Exchange rate fluctuations add another layer of complexity. The USD-VND rate has shown stability in official channels, but informal markets reflect higher demand, influenced by global gold price spikes and public hoarding tendencies.
| Bank | Term Length | New Deposit Rate (Percent per Year) |
|---|---|---|
| VPBank | 1-5 months | 4.2 |
| VPBank | 12+ months | 5.3-5.6 |
| BVBank | 12 months (online) | Up to 6.8 |
| BVBank | 15 months | 6.3 |
| Bac A Bank | Various | Increased by 0.2-0.4 points |
| SHB | 6-12 months | Up to 5.5 |
Impacts on Everyday Savers and Borrowers
Savers stand to benefit from these higher rates, which could mean better returns on their money amid ongoing economic recovery. For instance, someone depositing funds in a 12-month term might now earn significantly more interest than earlier in the year.
However, borrowers could face slight increases in lending costs as banks adjust to maintain their profit margins. Net interest margins have shrunk after prolonged rate cuts, prompting this balancing act.
This shift might encourage more people to save rather than spend, helping stabilize the economy. Yet, it also highlights broader challenges, like managing inflation and supporting key sectors such as manufacturing and exports.

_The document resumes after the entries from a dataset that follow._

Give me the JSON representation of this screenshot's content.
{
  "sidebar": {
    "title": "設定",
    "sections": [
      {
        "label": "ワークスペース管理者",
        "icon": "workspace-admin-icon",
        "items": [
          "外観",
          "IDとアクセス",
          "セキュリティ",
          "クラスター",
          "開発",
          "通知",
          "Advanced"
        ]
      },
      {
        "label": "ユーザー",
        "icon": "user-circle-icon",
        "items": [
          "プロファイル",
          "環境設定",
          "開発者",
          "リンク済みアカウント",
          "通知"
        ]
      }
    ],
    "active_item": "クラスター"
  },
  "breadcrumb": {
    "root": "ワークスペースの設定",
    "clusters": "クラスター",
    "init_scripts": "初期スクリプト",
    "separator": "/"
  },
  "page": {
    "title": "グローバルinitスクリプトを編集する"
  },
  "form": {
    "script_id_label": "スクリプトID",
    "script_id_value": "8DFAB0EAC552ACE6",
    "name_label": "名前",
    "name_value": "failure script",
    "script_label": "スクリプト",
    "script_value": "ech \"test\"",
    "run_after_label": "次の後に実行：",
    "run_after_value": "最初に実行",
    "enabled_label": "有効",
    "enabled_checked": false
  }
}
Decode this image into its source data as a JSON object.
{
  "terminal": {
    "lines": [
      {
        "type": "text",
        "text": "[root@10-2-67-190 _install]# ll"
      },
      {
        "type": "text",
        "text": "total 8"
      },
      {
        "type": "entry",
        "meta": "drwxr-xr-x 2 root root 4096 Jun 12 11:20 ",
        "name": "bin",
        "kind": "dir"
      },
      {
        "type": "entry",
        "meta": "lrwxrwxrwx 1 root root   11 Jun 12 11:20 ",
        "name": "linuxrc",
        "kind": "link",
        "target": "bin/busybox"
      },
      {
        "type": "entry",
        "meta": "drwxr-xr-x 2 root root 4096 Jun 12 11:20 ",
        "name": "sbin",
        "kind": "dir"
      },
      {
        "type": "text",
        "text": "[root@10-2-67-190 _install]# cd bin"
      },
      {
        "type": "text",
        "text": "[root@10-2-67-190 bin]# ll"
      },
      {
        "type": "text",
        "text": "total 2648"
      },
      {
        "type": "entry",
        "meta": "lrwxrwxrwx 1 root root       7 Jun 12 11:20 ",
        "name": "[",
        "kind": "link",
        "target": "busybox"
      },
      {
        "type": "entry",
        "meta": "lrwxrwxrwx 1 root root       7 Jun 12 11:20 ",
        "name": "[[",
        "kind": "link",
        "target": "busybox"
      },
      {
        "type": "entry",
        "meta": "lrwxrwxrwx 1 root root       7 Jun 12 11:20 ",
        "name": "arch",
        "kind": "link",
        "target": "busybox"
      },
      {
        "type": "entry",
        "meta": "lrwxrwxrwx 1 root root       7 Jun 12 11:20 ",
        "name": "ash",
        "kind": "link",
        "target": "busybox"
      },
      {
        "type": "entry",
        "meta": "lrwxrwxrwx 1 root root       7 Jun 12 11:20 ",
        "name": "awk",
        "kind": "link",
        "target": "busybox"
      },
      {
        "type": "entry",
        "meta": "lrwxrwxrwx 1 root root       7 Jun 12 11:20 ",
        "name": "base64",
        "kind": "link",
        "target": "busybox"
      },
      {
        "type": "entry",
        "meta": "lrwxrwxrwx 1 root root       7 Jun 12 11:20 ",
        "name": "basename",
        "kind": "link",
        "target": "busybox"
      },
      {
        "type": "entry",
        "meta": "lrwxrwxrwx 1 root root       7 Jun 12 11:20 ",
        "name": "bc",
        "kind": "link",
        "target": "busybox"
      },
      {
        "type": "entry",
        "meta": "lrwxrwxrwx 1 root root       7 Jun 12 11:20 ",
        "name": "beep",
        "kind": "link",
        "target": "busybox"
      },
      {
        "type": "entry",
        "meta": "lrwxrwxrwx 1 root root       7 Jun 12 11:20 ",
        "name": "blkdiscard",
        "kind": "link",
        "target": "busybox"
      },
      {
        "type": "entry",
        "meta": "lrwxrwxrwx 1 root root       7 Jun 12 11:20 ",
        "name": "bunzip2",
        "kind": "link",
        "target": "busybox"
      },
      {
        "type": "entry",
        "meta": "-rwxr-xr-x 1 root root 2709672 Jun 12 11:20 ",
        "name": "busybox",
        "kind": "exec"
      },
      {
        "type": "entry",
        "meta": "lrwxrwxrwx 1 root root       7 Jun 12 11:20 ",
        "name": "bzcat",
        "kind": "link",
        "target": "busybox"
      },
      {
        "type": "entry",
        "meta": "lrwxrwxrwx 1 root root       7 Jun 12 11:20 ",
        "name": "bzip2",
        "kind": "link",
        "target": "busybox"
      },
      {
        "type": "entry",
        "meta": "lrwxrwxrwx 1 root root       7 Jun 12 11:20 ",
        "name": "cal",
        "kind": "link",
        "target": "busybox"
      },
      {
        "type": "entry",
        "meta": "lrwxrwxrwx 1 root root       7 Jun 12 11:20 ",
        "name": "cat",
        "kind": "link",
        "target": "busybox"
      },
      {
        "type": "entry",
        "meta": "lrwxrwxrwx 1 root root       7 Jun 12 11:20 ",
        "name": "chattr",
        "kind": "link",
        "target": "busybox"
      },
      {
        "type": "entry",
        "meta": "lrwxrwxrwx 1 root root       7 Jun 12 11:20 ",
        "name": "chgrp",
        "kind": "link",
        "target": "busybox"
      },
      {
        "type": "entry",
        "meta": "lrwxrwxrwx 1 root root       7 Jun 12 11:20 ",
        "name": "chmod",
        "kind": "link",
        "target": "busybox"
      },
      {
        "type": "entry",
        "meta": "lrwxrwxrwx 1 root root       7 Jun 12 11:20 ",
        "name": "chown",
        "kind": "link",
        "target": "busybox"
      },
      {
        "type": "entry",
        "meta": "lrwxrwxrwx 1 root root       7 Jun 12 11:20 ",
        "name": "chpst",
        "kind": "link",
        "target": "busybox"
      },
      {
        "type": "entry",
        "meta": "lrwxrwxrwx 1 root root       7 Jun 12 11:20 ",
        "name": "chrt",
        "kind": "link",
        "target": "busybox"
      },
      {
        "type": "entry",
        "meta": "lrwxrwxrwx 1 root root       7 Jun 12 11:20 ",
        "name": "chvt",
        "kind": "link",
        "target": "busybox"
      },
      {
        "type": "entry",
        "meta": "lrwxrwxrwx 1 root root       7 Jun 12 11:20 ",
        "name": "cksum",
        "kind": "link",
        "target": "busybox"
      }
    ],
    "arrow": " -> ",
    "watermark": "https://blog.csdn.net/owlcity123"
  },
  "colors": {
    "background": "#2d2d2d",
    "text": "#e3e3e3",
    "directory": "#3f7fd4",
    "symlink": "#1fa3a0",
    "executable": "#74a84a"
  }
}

Broader Economic Trends and Predictions
Vietnam’s economy continues to show strength, with GDP growth expected to reach around 6.5 percent in 2025, driven by exports and foreign investment. Recent events, including trade deals with major partners like the EU, have boosted confidence in the banking sector.
Forecasts suggest deposit rates will keep rising modestly, especially at joint-stock banks, to handle funding needs. Despite this, overall rates should stay low to align with government goals of promoting growth.
The State Bank of Vietnam has maintained a steady hand, intervening to keep exchange rates stable and curb speculative activities in currency markets.
- Credit growth: Projected to accelerate to 18-20 percent by year-end.
- Liquidity focus: Banks prioritizing stable funding sources.
- Policy support: Emphasis on aiding priority industries like agriculture and tech.
Central Bank’s Role in Guiding the Market
Earlier in 2025, the central bank directed lenders to hold deposit rates steady while cutting lending rates to spur economic activity. This policy helped keep borrowing affordable for businesses recovering from global disruptions.
Now, with year-end pressures mounting, banks are navigating these guidelines while addressing real-time demands. The approach balances risk control with support for production, ensuring the financial system remains resilient.
Experts believe this strategy will prevent sharp spikes in rates, fostering a stable environment for both savers and borrowers as 2025 wraps up.